Good thing that native intel is not a target, because as I was saying before, it's really hard to optimize the quantizes ops for it. Glad that we don't have to consider the pmaddubsw right away.

I would be curious to know which kernel selection happens on aarch64/android. Do you get the generic one or an optimized one ? We may need to tweak the kernel selection code as it relies on linux /proc/cpu & co in the current state (not for aarch64 detection itself, but for CPU variant, we have specific stuff for A53). It should be obvious from the log if you already capture tract logs.

We will do some work on optimise quantized models, and aarch64 is a critical target for us, so it is likely that there will be some improvements there. I'm actually working on generalizing the handful of fusable operations, on some models i8/i32 i've played with, I think it should yield about 10% or performance.

acrrd commented 3 years ago

From the logs I think that we are using the optimized kernel on both android and ios because of the presence of FMA, but I'm not sure that is what I'm suppose to look at. I attached both logs.

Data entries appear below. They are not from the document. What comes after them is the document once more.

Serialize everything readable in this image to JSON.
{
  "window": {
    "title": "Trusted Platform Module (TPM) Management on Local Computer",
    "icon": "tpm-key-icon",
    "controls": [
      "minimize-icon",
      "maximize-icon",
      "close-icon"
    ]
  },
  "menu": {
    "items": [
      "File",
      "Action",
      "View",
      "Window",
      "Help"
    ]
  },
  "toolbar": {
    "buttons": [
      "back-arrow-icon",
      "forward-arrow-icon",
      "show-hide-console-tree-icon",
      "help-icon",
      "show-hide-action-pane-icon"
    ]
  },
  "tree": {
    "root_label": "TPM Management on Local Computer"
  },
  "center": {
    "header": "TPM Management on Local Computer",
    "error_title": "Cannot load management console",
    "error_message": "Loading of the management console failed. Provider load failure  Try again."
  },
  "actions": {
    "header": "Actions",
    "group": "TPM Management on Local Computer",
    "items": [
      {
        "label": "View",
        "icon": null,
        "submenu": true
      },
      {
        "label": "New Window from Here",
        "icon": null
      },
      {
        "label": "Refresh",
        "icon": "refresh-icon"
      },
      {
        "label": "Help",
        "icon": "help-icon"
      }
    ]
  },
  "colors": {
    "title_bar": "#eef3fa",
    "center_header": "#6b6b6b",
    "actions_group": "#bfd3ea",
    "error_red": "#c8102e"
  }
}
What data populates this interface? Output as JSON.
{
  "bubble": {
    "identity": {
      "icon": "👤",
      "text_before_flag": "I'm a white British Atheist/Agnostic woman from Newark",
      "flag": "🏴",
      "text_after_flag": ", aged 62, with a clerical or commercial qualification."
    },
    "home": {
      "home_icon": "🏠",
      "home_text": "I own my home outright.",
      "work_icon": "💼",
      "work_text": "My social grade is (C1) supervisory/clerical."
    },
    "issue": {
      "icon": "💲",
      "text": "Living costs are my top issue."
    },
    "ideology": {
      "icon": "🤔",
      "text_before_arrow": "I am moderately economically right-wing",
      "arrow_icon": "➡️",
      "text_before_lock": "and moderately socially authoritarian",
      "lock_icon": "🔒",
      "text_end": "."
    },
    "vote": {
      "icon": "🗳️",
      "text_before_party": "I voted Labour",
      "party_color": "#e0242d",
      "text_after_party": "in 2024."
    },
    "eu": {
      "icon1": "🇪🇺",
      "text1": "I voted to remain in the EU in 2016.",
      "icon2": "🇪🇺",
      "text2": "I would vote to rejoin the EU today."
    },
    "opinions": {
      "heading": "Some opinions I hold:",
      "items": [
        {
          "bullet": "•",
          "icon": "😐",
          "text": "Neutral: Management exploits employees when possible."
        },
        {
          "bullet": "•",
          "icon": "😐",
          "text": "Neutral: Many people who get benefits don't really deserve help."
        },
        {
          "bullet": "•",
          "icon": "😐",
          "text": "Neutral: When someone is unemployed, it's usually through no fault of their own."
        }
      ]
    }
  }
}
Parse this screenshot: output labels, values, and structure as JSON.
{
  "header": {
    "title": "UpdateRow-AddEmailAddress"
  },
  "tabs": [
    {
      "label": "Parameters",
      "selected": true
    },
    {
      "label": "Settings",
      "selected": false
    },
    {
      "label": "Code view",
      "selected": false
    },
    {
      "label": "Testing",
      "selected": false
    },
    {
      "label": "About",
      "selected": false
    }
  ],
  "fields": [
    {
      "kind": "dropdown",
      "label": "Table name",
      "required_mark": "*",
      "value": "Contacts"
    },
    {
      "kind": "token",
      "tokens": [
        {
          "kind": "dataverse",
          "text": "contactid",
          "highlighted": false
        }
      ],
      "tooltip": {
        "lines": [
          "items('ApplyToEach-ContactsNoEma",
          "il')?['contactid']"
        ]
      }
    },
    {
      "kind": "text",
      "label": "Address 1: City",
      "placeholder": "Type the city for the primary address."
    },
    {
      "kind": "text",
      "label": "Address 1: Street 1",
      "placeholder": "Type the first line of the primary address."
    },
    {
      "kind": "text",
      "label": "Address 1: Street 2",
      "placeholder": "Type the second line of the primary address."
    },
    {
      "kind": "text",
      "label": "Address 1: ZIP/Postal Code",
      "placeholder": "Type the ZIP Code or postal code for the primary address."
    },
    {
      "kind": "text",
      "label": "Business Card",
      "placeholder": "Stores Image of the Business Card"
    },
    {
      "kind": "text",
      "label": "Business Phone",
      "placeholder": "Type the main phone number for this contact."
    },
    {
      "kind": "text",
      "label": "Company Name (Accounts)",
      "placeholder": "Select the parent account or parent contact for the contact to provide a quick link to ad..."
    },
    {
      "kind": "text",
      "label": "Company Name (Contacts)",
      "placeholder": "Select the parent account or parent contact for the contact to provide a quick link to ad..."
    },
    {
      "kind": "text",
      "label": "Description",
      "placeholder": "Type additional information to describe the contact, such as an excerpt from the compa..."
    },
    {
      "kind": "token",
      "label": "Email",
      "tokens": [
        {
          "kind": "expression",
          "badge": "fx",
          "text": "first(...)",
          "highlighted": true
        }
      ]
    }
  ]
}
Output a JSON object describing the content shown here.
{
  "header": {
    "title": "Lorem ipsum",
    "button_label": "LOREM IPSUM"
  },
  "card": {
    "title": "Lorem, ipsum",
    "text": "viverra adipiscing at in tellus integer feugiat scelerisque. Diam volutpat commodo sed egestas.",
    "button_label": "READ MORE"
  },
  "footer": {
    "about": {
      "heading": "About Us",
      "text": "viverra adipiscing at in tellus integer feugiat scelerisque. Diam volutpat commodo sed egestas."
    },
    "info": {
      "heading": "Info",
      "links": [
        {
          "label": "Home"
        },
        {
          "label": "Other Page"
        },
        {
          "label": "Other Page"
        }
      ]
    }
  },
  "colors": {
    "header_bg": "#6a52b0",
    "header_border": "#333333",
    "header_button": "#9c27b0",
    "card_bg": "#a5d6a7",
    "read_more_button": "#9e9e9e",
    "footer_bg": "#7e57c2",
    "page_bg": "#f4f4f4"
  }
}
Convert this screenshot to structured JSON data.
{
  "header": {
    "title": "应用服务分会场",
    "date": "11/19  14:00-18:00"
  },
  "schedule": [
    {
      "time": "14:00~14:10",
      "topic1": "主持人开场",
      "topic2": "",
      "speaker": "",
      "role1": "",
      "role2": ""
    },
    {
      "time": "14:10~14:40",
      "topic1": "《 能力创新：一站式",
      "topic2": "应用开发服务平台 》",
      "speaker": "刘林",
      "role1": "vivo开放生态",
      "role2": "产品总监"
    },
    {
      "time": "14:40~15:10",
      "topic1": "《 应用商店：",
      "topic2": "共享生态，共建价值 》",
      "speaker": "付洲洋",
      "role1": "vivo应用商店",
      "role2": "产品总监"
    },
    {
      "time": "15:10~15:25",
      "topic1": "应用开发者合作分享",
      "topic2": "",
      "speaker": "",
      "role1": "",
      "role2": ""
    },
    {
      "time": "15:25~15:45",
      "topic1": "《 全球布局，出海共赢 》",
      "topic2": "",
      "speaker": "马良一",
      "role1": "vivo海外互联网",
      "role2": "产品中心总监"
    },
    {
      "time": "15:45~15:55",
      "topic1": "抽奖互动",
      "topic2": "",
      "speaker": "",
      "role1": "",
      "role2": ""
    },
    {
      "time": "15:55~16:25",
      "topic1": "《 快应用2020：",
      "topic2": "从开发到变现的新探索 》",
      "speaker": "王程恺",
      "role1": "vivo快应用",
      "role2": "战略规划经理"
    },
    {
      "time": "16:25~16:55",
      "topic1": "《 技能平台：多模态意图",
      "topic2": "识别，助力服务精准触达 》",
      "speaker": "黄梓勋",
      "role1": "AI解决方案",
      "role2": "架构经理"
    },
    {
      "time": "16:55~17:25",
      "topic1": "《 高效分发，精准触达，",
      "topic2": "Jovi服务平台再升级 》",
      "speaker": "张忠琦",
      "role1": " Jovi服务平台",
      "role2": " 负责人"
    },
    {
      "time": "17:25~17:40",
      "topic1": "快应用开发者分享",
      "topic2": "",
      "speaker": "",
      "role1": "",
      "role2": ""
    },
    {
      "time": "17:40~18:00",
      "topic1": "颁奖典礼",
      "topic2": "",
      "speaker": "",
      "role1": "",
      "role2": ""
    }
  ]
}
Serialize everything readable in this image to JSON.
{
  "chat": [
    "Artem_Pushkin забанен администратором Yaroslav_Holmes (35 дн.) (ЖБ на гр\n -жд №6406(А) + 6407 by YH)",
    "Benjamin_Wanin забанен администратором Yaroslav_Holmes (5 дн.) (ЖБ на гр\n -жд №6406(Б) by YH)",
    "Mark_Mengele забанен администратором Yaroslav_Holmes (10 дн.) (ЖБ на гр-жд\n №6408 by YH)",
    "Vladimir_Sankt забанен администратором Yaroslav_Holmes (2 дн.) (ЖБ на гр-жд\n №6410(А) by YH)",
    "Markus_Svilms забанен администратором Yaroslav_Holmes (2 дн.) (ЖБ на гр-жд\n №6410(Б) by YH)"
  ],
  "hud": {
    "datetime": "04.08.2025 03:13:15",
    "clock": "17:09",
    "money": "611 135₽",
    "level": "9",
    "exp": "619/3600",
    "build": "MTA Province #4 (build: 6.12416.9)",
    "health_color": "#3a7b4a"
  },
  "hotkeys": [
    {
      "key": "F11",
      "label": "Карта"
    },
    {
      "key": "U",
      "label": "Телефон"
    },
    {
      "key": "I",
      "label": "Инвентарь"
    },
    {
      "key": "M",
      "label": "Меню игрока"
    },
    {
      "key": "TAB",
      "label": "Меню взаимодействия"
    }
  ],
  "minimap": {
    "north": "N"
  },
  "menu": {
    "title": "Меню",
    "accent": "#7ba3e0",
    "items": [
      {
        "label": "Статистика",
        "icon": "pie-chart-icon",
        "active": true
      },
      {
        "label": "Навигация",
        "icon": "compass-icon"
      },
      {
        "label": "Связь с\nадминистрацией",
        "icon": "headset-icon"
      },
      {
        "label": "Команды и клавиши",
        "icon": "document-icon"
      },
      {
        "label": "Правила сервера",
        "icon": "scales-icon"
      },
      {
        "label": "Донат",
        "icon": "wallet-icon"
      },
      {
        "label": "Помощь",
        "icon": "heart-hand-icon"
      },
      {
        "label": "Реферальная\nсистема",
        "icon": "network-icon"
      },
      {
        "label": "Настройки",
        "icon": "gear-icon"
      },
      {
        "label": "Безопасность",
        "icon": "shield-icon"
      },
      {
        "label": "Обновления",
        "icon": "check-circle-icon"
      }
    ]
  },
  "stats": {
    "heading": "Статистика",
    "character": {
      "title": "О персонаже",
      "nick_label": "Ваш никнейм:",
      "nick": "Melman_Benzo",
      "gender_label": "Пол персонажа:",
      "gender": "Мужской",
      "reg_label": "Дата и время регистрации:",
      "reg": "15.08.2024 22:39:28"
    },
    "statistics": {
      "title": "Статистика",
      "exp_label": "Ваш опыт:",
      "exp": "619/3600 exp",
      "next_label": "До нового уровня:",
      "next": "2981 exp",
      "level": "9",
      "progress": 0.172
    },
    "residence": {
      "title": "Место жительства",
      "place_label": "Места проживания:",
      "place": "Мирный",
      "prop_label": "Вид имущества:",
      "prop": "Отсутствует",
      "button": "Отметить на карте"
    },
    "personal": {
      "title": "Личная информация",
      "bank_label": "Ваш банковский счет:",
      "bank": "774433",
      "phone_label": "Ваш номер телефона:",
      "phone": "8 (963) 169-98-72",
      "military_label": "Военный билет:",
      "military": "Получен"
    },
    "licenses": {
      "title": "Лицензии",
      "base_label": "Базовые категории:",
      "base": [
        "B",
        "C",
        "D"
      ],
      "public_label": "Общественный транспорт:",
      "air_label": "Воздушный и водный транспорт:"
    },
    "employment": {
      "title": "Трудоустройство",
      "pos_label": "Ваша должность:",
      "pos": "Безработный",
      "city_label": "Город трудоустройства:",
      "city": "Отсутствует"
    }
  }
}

Do you think we can do something to improve the performance on wasm? Maybe with the new simd instructions there will be possible to write an optimized kernel for it? Unfortunately we are not yet able to capture logs from the browser.

android.log ios.log

kali commented 3 years ago

You can see which kernel is used by dumping with dump --info: on intel for f32, for instance, it shows * Mult: (fma 16x6) in the LirMatMulUnary blocks.

I'm not sure what is the current status of simd on wasm. Last time I checked (months, maybe years ago) I came to the conclusions that is was not ready yet. But it would definitely help. Basically what would have to be done would be to implement something equivalent to what lives linalg/src/generic/ in a faster form.

If wasm simd intrinsics are available in Rust, it can be a way to go, and I have little doubt it will improve the performance if we do it right. If this can not be done this way, assembly comes next, just like I did for arm and intel, in webasm+simd form. As a matter of fact, for a matrix multiplier, I'm convinced it is worth going the second way (straight to assembly) and not use intrinsics (because you get explicit control of register placement).

kali commented 3 years ago

Checking this... https://v8.dev/features/simd .

Have you tried just activating simd on wasm ? With RUSTFLAGS="-C target-feature=+simd128" cargo build ? It may be enough for the autovectorizer to make a dent.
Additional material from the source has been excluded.